Au XIX et au XX ème siècles, la psychiatrisation des femmes avec l’utilisation abusive de son arme fatale, l’hystérie Freudienne, bien sûr détournée de ses intentions initiales, mais récupérée comme outil masculin pour soumettre et enfermer les femmes, a fait le lit du féminicide.
Le très beau roman de Julia Malye « La Louisiane » sur la déportation de 90 femmes enfermées à la Salpêtrière en 1690 pour aller peupler la Louisiane, tout comme l’essai récent de Pauline Chanu « Comment l’hystérie continue d’enfermer les femmes » abordent intelligemment ce thème. Des essais et des études exhaustives ont été publiés, celui de Françoise Héritier « Nous sommes tous des féminicides » fait autorité, le livre de Christine Bard qui retrace l’histoire des violences faites aux femmes, des crimes banalisés car jugés par des hommes ou justifiés par des systèmes patriarcaux, toile de fond des « Cerfs-volants de Kaboul » de Khaled Hosseini, dénoncent les violences systémiques allant jusqu’à la mort. Je repense en écrivant cette chronique, à un film afghan, très beau, vu il y a quelques années en présence du réalisateur et de sa comédienne principale, « Wajma » , qui traitait avec force et courage de ces problèmes-là dans des sociétés masculines hyperstructurées et cadenassées pour les femmes Afghanes.

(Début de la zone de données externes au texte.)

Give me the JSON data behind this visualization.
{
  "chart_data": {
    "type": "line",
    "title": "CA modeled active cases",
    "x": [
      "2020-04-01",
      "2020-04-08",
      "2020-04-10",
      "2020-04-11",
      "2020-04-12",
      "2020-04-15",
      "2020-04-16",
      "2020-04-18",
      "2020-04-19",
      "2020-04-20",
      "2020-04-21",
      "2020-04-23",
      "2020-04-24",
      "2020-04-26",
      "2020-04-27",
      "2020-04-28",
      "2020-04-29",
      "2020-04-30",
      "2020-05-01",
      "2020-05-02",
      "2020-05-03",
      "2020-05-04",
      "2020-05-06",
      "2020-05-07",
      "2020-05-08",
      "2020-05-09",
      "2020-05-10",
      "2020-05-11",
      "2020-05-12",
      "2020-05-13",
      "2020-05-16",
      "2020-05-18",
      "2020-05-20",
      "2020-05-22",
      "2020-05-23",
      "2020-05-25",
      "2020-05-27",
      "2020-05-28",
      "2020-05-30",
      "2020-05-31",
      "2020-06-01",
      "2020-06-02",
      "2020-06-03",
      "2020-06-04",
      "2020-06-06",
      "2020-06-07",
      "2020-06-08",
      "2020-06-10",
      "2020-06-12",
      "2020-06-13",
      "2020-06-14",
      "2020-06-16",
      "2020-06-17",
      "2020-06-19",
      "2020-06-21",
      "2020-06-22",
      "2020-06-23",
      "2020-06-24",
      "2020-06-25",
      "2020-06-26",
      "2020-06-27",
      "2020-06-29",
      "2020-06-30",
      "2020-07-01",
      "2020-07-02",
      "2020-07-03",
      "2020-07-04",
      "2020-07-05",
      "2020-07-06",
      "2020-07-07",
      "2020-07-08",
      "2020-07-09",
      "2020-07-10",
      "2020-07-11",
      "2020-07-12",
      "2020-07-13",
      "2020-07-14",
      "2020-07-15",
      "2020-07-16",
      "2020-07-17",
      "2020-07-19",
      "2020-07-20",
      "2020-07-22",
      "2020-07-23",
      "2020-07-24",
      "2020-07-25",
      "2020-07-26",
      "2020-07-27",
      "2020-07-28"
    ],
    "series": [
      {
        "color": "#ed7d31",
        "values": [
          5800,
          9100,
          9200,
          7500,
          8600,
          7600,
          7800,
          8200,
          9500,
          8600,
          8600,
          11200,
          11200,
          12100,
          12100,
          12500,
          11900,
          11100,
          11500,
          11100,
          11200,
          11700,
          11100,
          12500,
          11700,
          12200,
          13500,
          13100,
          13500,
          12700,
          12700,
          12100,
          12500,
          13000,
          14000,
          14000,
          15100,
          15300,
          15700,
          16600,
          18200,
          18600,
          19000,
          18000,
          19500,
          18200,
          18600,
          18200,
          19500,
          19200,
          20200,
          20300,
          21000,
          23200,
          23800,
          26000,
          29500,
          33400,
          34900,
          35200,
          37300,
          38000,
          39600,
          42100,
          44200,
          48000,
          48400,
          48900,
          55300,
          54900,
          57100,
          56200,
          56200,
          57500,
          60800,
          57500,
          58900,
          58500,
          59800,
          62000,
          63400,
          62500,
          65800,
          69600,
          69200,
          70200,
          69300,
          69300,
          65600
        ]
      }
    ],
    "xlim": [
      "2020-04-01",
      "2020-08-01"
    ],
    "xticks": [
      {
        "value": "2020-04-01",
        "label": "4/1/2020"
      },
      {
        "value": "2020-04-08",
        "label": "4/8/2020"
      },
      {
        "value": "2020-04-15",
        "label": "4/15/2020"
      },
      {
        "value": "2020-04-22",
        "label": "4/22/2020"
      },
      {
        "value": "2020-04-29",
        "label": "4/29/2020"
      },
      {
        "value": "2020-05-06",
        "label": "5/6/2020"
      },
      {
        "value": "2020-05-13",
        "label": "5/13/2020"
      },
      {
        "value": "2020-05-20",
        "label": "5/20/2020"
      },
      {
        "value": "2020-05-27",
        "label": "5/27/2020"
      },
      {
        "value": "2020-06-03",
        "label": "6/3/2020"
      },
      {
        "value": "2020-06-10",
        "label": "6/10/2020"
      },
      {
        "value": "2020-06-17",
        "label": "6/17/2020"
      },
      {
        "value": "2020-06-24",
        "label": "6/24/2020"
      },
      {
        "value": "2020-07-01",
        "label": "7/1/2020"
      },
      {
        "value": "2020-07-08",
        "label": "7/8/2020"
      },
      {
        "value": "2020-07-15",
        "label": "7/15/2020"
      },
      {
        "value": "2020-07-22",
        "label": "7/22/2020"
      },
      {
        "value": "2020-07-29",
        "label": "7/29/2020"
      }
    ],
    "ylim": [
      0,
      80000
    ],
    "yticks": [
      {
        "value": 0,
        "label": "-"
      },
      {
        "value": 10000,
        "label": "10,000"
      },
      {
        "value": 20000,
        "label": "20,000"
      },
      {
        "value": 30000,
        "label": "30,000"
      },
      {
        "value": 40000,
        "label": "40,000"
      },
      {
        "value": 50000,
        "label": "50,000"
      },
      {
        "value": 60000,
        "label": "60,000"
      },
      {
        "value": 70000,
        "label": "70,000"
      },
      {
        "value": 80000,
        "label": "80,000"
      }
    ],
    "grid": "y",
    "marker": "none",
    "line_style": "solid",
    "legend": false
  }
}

Rappelons-nous de ce slogan des années 68, pastiche de Saint Ex, « Viol de nuit Terre des hommes «.
Ça n’a pas vraiment changé. Si ?
Il y en a tant de ces livres nécessaires qui mettent en lumières ces violences subies par les femmes depuis des millénaires.
Mais « La nuit au cœur » c’est autre chose, ce n’est ni un roman, ni un essai, ni une fiction, ni un documentaire.
C’est un livre que je ne saurais hiérarchiser sans être réducteur, peut-être un témoignage-enquête- analyse- introspection qui s’est étalé sur 20 ans, l’histoire de l’auteure qui n’en sortira jamais intacte, liée, nouée à l’histoire terrible de ces deux autres femmes, Emma et Chainez sur lesquelles, dans une sorte d’hommage posthume, elle ira jusqu’aux limites ultimes de ce que l’on peut et doit savoir. L’auto-analyse de Natacha est une déflagration de lecture qui nous oblige, par décence, à poser le livre après quelques pages, un chapitre, pour réfléchir, compatir certes, mais au-delà de cela, se questionner soi-même sur notre rapport intellectuel et moral face au féminicide, et interroger par-dessus toute la violence masculine. Cela va même plus loin encore, car Natacha nous ouvre son carnet intime, nous partage les plaies incicatrisables de son cœur et de son âme, nous raconte l’abandon de ses parents puis son retour plusieurs années après, dans des pages infiniment émouvantes.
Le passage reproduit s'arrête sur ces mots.